The question raised during the case was
whether the 1978 Will was revoked by one or other of the two Wills executed in October 1990. By the first of those Wills, dated 19 October 1990, Mrs Adam gave the whole of her estate to Dr Valkova whom she appointed to be her executrix. The gift was conditional on Dr Valkova surviving Mrs Adam by 28 days, failing
which she gave the whole of her estate to Dr Valkova's younger sister. The Will was
incorrectly witnessed and the solicitor who
prepared the document, Mr Browne, prepared a fresh engrossment of it. This later Will was dated 24 October 1990. It bears the signatures of two Italian brothers as attesting witnesses. Material to these events is that Mr Browne was
not present at the time of the execution of
either Will; indeed, and surprisingly, he never saw Mrs Adam but took her and provided the engrossed copies of the two Wills entirely through Dr Valkova.

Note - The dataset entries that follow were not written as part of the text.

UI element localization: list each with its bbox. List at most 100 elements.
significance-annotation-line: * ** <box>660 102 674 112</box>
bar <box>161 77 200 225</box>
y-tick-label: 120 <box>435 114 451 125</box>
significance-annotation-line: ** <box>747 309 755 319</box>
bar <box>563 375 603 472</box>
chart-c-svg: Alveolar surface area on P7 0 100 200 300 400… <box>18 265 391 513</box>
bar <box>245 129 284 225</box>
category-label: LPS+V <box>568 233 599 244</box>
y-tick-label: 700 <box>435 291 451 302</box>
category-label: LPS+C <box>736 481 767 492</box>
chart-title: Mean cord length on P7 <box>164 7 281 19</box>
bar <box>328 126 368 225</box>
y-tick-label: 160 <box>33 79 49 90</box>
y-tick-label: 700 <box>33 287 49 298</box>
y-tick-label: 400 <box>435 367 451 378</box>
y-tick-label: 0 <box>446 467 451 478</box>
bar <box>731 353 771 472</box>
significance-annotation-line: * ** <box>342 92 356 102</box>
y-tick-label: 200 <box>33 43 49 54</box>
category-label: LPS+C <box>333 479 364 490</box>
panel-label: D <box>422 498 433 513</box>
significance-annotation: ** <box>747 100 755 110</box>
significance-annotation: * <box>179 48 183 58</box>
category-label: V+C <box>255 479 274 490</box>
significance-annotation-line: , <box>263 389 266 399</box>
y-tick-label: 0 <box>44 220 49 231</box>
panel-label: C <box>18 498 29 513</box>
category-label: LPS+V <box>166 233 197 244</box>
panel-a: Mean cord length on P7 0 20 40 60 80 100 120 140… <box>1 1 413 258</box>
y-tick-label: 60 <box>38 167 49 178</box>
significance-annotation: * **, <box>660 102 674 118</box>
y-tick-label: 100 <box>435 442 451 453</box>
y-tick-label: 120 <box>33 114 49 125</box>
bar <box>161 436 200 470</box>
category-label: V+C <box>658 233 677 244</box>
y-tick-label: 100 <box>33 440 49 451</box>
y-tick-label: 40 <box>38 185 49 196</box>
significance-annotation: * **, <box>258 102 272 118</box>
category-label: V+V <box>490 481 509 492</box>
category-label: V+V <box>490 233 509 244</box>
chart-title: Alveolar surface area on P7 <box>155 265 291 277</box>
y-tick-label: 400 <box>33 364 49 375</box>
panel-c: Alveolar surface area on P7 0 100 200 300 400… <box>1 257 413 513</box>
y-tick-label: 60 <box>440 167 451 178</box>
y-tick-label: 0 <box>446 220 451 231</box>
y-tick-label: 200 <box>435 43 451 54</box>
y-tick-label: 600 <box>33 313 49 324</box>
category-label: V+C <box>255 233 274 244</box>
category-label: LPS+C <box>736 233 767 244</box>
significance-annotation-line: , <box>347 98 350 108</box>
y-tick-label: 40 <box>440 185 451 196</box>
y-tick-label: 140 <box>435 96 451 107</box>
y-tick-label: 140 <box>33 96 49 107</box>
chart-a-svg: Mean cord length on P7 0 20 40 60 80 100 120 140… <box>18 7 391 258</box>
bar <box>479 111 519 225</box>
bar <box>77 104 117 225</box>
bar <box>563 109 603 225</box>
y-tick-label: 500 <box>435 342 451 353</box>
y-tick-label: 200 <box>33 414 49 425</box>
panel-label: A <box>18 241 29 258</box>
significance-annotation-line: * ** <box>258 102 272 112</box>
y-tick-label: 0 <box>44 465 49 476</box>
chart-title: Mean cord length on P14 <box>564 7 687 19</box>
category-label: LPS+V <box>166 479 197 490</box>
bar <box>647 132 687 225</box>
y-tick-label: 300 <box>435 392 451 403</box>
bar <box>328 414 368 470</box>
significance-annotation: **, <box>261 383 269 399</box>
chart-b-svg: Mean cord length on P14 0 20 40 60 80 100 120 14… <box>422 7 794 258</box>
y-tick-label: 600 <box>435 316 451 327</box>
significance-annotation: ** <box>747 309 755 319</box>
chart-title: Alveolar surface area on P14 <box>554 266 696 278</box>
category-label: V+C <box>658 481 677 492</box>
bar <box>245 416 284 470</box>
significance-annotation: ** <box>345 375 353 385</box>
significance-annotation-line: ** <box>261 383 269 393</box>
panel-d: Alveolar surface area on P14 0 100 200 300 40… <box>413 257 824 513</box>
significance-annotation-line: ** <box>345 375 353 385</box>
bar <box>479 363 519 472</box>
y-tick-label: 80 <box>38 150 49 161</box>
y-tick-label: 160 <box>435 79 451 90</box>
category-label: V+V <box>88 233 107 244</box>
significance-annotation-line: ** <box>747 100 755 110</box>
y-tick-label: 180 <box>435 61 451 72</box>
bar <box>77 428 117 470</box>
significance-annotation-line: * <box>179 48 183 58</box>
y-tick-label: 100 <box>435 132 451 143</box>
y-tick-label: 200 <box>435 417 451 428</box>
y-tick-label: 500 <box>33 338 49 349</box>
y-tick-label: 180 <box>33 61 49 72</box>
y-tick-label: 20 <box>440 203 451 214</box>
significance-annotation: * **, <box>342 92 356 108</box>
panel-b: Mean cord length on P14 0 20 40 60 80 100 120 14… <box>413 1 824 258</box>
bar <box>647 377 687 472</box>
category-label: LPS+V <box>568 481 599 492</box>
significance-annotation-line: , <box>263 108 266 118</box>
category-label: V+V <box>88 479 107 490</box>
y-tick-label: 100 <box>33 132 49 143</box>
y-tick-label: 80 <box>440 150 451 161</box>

When Mrs Adam died the claimant challenged the 1990 Wills in what was to be a seventeen year legal battle.
The 1990 Wills were challenged on three
grounds:
1. Incorrect execution by Mrs Adams according to the formalities in the Wills Act 1837.
2. Testamentary incapacity of Mrs Adams i.e. she lacked the capacity to be making a Will at that time.
3. That Mrs Adams did not know and did not approve of the Will’s contents.

Whilst the court dismissed a claim that the
latest Will was incorrectly executed, the court did hold it to be invalid as Mrs Adams lacked capacity at the time of execution. Mrs Adams was assessed before her death to be increasingly physically immobile and most
importantly to have had moderate to severe dementia. According to the claimant, Mrs Adams frequently had difficulties recognising persons who should have been familiar to her,
including himself. Justice Blackburne stated in his judgement that
“the law does not call for a perfectly balanced mind, nor is a Will to be pronounced against merely because the testator was moved by capricious, frivolous, mean or even bad motives. If the Will appears rational on its face
and is executed correctly then the court will presume that the testator was mentally
competent. The burden of proof then rests on the parties seeking to challenge testamentary capacity to provide evidence on such. But once there is evidence before the court which
credibly calls capacity into doubt, the burden then shifts back to the party seeking to uphold the Will to adduce evidence to the contrary. Given the obvious mental health of Mrs Adams,
the burden therefore rested on Dr Valkova to demonstrate capacity.
Justice Blackburne held that on the facts, Dr Valkova had failed to overcome this burden and Mrs Adam clearly lacked the testamentary capacity to execute the 1990 Wills.